Charlene O’Keefe
LA265 Unit 7 Assignment
Link for opinion: https://casetext.com/case/blair-v-blair-44
Minnesota
Appeals Court Upholds District in Modifying Parenting Time
The Minnesota Court of Appeals held in Blair v. Blair, A12-1154 (Minn. Ct. App.
Mar 11, 2013) that the father could not alter the parenting time agreement
originally agreed upon without using the endangerment issue. The original
custody order was for joint physical custody, but the father was spending the
same amount of time with his children as if he had only been granted basic visitation
rights.
In asking for an increase in parenting time to a 50/50
arrangement, the father was denied based upon the effect it would have on the
mother’s parenting time.

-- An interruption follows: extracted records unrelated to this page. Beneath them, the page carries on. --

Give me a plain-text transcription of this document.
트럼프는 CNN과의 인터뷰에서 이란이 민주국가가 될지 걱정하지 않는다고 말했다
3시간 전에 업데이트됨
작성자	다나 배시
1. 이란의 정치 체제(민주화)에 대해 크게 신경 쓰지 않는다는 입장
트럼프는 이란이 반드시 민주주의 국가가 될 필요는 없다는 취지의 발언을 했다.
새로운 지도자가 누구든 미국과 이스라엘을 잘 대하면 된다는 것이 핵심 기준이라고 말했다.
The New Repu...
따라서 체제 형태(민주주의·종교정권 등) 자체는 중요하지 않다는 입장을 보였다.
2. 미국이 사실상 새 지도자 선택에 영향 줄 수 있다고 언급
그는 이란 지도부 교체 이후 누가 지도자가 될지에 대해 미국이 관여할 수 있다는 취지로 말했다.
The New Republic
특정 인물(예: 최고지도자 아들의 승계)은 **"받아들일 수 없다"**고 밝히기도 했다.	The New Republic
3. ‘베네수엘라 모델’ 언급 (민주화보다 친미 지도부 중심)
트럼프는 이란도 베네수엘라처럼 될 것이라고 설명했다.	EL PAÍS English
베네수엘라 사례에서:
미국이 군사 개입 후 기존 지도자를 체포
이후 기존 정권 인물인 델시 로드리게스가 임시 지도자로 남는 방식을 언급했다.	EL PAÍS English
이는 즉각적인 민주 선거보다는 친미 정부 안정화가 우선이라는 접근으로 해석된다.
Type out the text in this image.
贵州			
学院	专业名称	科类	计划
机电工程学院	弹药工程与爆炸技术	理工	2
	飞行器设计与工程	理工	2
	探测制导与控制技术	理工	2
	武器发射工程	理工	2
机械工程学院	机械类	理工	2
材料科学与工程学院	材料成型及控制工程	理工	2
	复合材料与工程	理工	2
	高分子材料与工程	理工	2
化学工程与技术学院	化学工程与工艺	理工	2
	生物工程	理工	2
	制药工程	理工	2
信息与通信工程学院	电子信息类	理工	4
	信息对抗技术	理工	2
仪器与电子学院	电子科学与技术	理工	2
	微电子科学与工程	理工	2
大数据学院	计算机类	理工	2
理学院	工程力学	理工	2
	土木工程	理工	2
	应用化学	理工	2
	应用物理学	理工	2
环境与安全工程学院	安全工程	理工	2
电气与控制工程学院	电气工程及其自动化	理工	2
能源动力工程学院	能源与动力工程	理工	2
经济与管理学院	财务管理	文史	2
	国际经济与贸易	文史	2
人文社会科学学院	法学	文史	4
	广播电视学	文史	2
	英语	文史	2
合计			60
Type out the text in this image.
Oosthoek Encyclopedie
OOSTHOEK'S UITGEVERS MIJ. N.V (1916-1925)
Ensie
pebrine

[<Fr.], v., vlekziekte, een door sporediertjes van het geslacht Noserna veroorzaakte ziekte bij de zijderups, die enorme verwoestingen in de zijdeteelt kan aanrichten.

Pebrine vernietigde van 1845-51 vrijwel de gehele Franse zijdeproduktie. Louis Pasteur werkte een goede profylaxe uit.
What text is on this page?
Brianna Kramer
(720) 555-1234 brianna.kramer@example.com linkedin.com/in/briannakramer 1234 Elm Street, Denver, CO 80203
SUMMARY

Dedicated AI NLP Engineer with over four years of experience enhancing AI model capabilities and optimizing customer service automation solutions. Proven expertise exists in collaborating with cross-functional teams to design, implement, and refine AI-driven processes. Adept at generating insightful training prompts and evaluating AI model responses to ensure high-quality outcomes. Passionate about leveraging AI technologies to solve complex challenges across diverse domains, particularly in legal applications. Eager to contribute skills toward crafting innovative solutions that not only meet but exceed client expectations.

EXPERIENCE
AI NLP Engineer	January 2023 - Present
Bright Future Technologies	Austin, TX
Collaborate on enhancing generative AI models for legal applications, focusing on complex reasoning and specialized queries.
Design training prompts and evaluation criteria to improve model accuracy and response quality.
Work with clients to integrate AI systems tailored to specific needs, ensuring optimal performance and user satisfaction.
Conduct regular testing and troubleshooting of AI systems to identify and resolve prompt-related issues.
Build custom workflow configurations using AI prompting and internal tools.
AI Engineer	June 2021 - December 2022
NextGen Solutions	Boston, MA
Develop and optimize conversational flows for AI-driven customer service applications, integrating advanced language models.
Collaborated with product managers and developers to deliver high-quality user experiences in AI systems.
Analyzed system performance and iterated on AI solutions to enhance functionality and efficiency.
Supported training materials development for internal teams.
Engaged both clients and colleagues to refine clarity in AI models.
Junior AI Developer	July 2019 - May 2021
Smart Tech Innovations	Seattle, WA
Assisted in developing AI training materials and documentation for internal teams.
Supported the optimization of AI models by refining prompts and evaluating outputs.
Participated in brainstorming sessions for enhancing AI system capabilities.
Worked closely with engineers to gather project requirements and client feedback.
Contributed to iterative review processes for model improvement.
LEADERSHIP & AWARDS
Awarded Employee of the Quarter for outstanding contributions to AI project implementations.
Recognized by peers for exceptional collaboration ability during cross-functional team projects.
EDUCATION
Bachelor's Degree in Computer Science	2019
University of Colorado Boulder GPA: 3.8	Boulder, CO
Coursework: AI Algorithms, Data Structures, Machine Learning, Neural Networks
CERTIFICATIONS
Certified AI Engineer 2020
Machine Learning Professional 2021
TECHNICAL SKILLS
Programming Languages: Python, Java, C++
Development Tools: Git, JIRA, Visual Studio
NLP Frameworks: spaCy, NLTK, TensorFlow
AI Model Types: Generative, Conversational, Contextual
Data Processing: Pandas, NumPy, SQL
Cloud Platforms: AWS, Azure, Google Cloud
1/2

Mother’s parenting time would have been decreased from
upwards of 80% to only 50%. This time change also would have included a change
in primary residence for the children who had spent the past 5 years visiting
father on weekends and Wednesdays.
After the father relocated to be closer to the
children he petitioned the court for a change in the parenting plan. Because
the parenting plan used language that the agreement of the parents could
supersede the “best interest of the child” theory, the father was denied his
request for a change to the parenting plan.
The court held that visitation would not be changed
and the only recourse for the father was to prove some type of endangerment
existed should the current plan continue.